The Daily Swig Web security digest

Latest Chrome release includes Site Isolation for enterprise security

James Walker | 07 December 2017 at 13:20

Admin security enhancements and more for Google’s freeware browser.

Chrome 63, the latest iteration of Google’s freeware browser, is now shipping to Windows, Mac, and Linux, complete with a range of security enhancements for enterprise users.

Citing the ongoing need to protect businesses from potential dangers such as ransomware, malware, and other vulnerabilities, the Alphabet company has developed Site Isolation for its browser, which results in even stronger security boundaries between websites.

With Site Isolation enabled, Chrome renders content for each open website in a separate process, isolated from other websites. The solution can be customized, allowing admins to create a preset list of sites they want to isolate.

Google recommends enabling Site Isolation for sites that require a login and host sensitive content, such as intranets. However, this additional layer of security will come at the expense of increased memory usage.

Admins can read more to determine if this capability makes sense for their organization.

In addition to Site Isolation, Chrome 63 makes it easier to restrict extensions based on required permissions.
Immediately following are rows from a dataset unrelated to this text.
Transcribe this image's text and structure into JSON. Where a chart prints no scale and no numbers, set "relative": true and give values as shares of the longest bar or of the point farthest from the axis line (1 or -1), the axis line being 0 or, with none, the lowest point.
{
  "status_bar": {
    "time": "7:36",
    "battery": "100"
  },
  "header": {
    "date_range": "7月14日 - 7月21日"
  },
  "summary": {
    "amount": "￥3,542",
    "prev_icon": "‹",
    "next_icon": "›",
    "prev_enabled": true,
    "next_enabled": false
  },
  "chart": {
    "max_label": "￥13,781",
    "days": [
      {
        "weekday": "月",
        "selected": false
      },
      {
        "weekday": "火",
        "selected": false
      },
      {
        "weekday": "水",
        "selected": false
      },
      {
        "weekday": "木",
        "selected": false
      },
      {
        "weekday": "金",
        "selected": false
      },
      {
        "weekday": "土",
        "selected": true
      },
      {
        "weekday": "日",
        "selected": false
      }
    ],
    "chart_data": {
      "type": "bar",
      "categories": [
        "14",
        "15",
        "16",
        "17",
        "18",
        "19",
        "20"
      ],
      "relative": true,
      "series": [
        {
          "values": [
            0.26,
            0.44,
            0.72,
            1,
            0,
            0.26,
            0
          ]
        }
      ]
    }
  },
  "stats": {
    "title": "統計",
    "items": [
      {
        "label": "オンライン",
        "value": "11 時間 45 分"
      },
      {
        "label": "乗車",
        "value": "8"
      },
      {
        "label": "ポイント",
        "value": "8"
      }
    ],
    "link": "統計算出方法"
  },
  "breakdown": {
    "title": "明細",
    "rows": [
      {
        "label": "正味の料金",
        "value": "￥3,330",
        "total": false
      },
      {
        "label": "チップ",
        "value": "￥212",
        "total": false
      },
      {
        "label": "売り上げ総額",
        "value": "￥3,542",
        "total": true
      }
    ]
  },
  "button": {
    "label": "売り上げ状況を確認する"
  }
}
Admins can now configure a new policy that restricts access to extensions based on the permissions required.

For example, through policy, IT can now block all extensions that require the use of a webcam or microphone, or those that require access to reading or changing data on the websites visited.

Google’s latest security measures for its browser follow the recent launch of a built-in antivirus engine for Chrome Cleanup, which alerts users whenever they download a package that includes an unexpected component.
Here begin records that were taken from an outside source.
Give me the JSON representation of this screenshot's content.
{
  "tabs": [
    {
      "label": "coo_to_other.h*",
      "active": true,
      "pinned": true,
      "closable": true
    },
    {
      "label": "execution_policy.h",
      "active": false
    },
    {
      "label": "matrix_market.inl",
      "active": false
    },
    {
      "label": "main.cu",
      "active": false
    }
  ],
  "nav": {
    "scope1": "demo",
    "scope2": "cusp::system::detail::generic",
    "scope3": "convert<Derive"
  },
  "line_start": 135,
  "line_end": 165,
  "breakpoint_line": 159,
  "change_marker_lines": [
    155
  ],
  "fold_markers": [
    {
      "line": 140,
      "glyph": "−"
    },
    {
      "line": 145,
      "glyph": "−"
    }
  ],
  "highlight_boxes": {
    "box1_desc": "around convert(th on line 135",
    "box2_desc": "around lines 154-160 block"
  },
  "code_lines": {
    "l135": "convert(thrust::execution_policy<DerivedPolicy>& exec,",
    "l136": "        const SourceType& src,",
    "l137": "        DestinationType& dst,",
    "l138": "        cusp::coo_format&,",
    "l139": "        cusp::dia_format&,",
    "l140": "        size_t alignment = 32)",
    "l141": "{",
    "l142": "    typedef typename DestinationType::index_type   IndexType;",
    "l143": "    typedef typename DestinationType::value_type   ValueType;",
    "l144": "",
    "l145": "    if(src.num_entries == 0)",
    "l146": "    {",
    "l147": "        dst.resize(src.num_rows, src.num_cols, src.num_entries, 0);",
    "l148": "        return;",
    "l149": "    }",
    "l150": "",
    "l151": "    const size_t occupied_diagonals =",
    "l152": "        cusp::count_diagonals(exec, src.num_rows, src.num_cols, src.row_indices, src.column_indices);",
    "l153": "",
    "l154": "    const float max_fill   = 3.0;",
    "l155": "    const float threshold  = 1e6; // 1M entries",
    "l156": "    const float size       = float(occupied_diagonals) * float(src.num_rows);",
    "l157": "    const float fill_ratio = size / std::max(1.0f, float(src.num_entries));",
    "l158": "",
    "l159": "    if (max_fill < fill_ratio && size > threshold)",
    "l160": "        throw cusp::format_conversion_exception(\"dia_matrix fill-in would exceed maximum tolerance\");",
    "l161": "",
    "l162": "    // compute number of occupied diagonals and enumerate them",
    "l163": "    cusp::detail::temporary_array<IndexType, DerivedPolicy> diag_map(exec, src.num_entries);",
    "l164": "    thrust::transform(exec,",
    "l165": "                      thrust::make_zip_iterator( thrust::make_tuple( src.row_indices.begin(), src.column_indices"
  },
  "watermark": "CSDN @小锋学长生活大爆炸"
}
While the Mountain View tech firm warned that its sandboxed engine is not a general-purpose antivirus, the company said it can now detect and remove more unwanted software than ever before.
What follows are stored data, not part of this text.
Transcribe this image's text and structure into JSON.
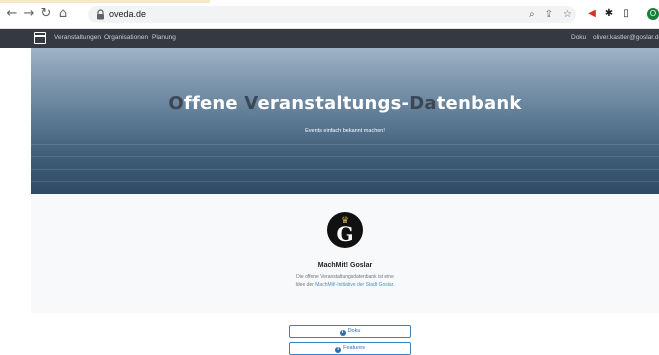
{
  "browser": {
    "url": "oveda.de",
    "profile_initial": "O"
  },
  "navbar": {
    "links": [
      "Veranstaltungen",
      "Organisationen",
      "Planung"
    ],
    "right_links": [
      "Doku",
      "oliver.kastler@goslar.de"
    ]
  },
  "hero": {
    "title_parts": [
      {
        "text": "O",
        "style": "dim"
      },
      {
        "text": "ffene ",
        "style": "light"
      },
      {
        "text": "V",
        "style": "dim"
      },
      {
        "text": "eranstaltungs-",
        "style": "light"
      },
      {
        "text": "Da",
        "style": "dim"
      },
      {
        "text": "tenbank",
        "style": "light"
      }
    ],
    "subtitle": "Events einfach bekannt machen!"
  },
  "organization": {
    "logo_letter": "G",
    "name": "MachMit! Goslar",
    "description_prefix": "Die offene Veranstaltungsdatenbank ist eine Idee der ",
    "description_link": "MachMit!-Initiative der Stadt Goslar",
    "description_suffix": "."
  },
  "buttons": {
    "doku": "Doku",
    "features": "Features"
  },
  "colors": {
    "navbar": "#343a40",
    "accent": "#2f6fad",
    "profile": "#188038"
  }
}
Looking ahead, Google shared on its admin forum that Chrome 64, coming in early 2018, will include support for the NTLMv2 authentication protocol, including Extended Protection for Authentication (EPA) on Mac, Android, Linux, and Chrome OS.

This will allow all platforms to perform NTLM authentication with the same level of security that was previously available only in Chrome on Windows.

“From new ways to better isolate processes, to broader support for more advanced security standards, to the introduction of new policies, IT admins now have more options to protect their users and businesses from potential threats,” said Chrome Enterprise product manager, Matt Blumberg.